LYING & MANIPULATION
People with toxic behaviour do not shy away from using lies and manipulation to achieve their goals or assert their opinions. They exploit other people's trust without shame, distort facts or simply withhold relevant information. They build up emotional pressure on others or induce false feelings of guilt. In addition, they spread rumours or intrigue to damage the image or self-confidence of others.

 

CROSSING BOUNDARIES & IGNORING VALUES
People with toxic behaviour have no regard for moral values or societal boundaries. They do not respect the choice and will of others, often becoming intrusive in their manner and behaviour. In the context of their actions, they refuse to acknowledge any wrongdoing on their part and always regard their own behaviour as appropriate. They remain unpersuaded even when presented with explanations or facts to the contrary!

 

UNCOMPROMISING & STUBBORN
If pure stubbornness and a lack of ability to compromise replace assertiveness and persistence, it can be indicative of toxic behaviour. In this setup, there is always only one correct solution for tasks and challenges, and that is the solution advocated by the person with toxic behaviour. When people persist in their points of view, they react sensitively to criticism. So open dialogue at eye level is hardly possible.

 

SELF-AGGRANDISEMENT & MISTRUST
Toxic behaviour also arises when the self-esteem of other people is constantly undermined based on egocentrism. This involves blaming other people for mistakes, belittling their work or glorifying one's own achievements in a conspicuously inappropriate way. Persistent feelings of envy and resentment create conflict and foster mistrust.

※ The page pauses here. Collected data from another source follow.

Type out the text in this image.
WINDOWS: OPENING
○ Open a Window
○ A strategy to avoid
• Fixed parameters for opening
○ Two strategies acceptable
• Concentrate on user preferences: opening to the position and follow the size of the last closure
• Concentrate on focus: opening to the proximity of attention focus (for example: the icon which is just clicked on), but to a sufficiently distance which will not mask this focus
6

Part of the management's responsibility is also to recognise and deal with toxic behaviour. If there are signs of such behaviour, they should be taken seriously and analysed immediately. Clear misconduct should always be addressed directly and without delay. Since people with toxic behaviour are likely to be unimpressed by such a response due to their personality makeup, and may not be capable of insight and concessions, a clear message should be sent when addressing them. Rather than focussing on convincing them to adopt the company's view, it is more effective to communicate directly and clearly that this behaviour is disturbing and will not be tolerated. Consequences should also be pointed out, especially in the case of repeated misconduct.

Presumably, even if the toxic behaviour is consistently pursued and addressed, only a few of the persons concerned will see a lasting change in their personality and behaviour. But the person concerned should also be given a second chance. Ultimately, in many cases, it will be to ensure that the individuals who persistently engage in toxic behaviour are removed from the organisation so as not to impair the success of the company and to maintain a healthy, efficient, committed organisation.